Robinson took exception. I was, he wrote, "the curbside preacher" who was "complaining that everyone else is missing the point, but never offering a realistic or well-thought solution." I told him his quest to show the NCAA's structural flaws by ferreting out individual violations was "akin to demonstrating the futility of marijuana laws by exposing every dude who packs a bowl on Friday night," and that "running through the streets like a screeching pack of Carrie Nations, holding up the NCAA bylaws like a King James Bible," wasn't going to change anything.
He suggested my only idea was "letting total anarchy off the leash and then hoping for the best." I told him he needed a blowjob. He told me I was a "self-fellating dickwad." The whole exchange can be found here, and I offer it to you fully aware that I come off like something of a prick. But it is a glimpse into the ingenuous logic of an investigative reporter covering a disingenuous institution like college football. Before things quite finished going downhill, Robinson explained why he does what he does:
Our coverage has largely orbited around larger systemic problems beyond just the kids (coaches, institutional failings, conference powerbrokers, etc.) - and yes, you're right...we don't agree on the NCAA...I think despite its obvious problems that it is better that it exists than having no governing body at all.
I should say here that I bear Charles no ill will and that I think he's one of the best reporters in the country. But as our exchange shows, he also makes for the weirdest of crusaders: a righteous, high-minded reformer who wants nothing more than the status quo, give or take.
What's the moral of Robinson's Miami story, anyway? At one point, he writes:
Now feeling outcast, the booster said his goal is to rip away the façade of ‘The U', and reveal an ugly truth about one of the country's most celebrated college football programs.
But this is Miami. The U. The school that once made SI break out the Esquire-goes-to-'Nam cover. The façade is the ugly truth. What Robinson's story really documents, between the lines, is the messy aftermath to a scandal very much like the one he just exposed. The key passage:
"Here's the thing: Luther Campbell was the first uncle who took care of players before I got going," [Nevin] Shapiro said, referring to the entertainer notorious for supplying cash to Miami players in the 1980s and 1990s. "His role was diminished by the NCAA and the school, and someone needed to pick up that mantle. That someone was me. He was 'Uncle Luke', and I became 'Little Luke.'"
We first learned the extent of Luther Campbell's involvement in the Miami program from a blowout report similar in spirit if not in scope to Robinson's. That story, written in 1994 by Ken Rodriguez and Dan Le Batard, revealed that Campbell "had a pay scale for big games: $50 for a caused fumble or a fumble recovery, $100 for a sack, a block that flattens an opponent, an interception or a touchdown, and $200 for an interception returned for a touchdown." (To this day, Campbell disputes their account.)
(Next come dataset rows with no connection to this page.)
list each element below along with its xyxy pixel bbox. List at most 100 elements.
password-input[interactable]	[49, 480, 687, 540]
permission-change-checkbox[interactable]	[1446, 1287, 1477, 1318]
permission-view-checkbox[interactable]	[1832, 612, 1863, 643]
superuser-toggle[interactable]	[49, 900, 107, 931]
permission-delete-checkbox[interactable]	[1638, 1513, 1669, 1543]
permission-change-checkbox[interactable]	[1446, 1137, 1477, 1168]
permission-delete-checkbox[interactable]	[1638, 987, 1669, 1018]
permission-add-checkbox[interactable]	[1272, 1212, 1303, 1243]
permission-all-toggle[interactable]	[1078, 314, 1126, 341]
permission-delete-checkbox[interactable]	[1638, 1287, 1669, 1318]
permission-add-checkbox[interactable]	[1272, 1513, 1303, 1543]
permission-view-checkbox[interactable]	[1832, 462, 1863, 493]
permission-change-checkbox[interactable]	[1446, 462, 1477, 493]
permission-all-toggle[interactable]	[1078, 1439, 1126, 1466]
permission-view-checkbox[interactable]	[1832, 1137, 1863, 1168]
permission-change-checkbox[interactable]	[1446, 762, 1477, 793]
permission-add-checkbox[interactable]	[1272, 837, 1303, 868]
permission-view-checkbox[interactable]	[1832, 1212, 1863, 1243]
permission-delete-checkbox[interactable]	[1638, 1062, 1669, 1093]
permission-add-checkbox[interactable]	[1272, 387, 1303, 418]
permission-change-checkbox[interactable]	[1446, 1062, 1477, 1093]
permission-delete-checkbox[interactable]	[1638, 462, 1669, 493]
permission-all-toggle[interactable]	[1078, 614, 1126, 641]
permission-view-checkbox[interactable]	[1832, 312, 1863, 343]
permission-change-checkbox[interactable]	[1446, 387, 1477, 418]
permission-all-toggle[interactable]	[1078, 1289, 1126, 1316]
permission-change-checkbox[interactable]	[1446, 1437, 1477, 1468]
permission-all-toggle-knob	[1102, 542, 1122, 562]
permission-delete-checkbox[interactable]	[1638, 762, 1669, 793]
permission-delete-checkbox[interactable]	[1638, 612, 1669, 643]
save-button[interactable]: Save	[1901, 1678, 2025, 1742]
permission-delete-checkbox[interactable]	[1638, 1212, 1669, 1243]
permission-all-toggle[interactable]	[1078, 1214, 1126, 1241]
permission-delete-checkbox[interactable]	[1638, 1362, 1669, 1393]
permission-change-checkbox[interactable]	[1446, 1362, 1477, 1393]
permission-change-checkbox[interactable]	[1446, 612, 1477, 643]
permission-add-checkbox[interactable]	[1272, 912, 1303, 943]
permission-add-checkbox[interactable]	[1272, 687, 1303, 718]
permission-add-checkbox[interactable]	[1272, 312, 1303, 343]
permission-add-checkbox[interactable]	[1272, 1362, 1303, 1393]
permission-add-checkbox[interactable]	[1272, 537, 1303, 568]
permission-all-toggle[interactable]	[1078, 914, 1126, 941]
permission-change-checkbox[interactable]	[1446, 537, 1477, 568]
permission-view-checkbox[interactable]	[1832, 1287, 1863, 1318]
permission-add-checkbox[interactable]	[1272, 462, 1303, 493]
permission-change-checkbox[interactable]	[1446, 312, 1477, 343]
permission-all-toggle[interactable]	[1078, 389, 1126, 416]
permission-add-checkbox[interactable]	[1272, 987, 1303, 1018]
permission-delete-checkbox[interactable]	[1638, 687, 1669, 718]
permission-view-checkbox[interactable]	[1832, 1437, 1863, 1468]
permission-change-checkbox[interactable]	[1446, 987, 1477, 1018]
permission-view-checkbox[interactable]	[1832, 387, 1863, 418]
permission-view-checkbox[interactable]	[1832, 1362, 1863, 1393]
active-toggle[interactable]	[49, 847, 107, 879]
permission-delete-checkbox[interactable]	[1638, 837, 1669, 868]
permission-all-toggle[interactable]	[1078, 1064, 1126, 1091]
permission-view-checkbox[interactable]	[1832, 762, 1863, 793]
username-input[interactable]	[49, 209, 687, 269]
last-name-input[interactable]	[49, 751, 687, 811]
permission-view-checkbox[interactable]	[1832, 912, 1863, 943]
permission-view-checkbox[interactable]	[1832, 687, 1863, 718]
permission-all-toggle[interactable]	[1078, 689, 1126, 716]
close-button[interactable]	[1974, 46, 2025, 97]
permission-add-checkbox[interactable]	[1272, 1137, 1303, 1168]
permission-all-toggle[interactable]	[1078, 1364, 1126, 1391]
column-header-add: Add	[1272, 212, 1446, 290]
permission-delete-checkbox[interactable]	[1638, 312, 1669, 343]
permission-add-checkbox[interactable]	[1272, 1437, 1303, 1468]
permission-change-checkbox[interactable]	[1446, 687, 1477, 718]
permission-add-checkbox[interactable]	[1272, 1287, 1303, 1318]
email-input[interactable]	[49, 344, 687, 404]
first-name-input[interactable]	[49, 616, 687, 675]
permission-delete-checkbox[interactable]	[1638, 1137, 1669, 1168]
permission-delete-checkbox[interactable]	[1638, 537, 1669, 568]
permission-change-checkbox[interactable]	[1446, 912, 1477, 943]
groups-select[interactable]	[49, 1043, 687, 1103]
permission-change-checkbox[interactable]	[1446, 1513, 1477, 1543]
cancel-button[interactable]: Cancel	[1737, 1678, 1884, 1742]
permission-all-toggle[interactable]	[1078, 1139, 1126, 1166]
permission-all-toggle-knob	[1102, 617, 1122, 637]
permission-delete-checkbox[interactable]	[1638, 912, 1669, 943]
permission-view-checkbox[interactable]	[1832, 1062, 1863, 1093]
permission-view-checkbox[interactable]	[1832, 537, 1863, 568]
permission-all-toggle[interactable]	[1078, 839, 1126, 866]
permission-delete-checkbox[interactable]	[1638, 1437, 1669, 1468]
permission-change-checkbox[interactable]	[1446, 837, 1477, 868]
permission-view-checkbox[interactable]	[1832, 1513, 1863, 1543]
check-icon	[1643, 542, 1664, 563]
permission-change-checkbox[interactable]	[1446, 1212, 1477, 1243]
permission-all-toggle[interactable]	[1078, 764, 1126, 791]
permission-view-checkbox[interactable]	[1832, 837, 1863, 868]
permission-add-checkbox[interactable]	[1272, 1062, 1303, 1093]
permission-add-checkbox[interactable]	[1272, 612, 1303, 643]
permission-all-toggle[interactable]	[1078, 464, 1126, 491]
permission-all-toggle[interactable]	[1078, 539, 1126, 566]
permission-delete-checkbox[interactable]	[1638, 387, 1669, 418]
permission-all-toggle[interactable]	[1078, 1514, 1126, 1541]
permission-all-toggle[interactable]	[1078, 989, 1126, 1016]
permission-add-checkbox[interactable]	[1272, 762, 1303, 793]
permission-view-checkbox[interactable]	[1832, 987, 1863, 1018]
The whole thing played out the way these scandals always play out. Cheating was exposed. An investigation was launched. Rules were enforced. Punishment was levied. A coach blew town. The System asserted itself. God was in his heaven, and all was right with the world. And then, because nothing whatsoever had changed about the bad underlying incentives of a labor market in which the "amateurs" who do the work are denied any percentage of the revenue they generate, the cheating was merely sent further underground—low enough that an oily, burrowing hustler like Nevin Shapiro could grab some of the action. The rules create the sin, and the enforcement only deepens it. That's not the story Robinson tells, however. That story seems to unfold entirely behind his back. Like all big Yahoo hoo-hahs, the story he does tell is great college-football porno—yachts and bounties and lapdancers wriggling all up and down the NCAA bylaws—but in the end his reporting only further sanctifies the rules that give us someone like Shapiro in the first place. The Nevin Shapiros of the world don't exist despite college football's governing body. They exist because of it.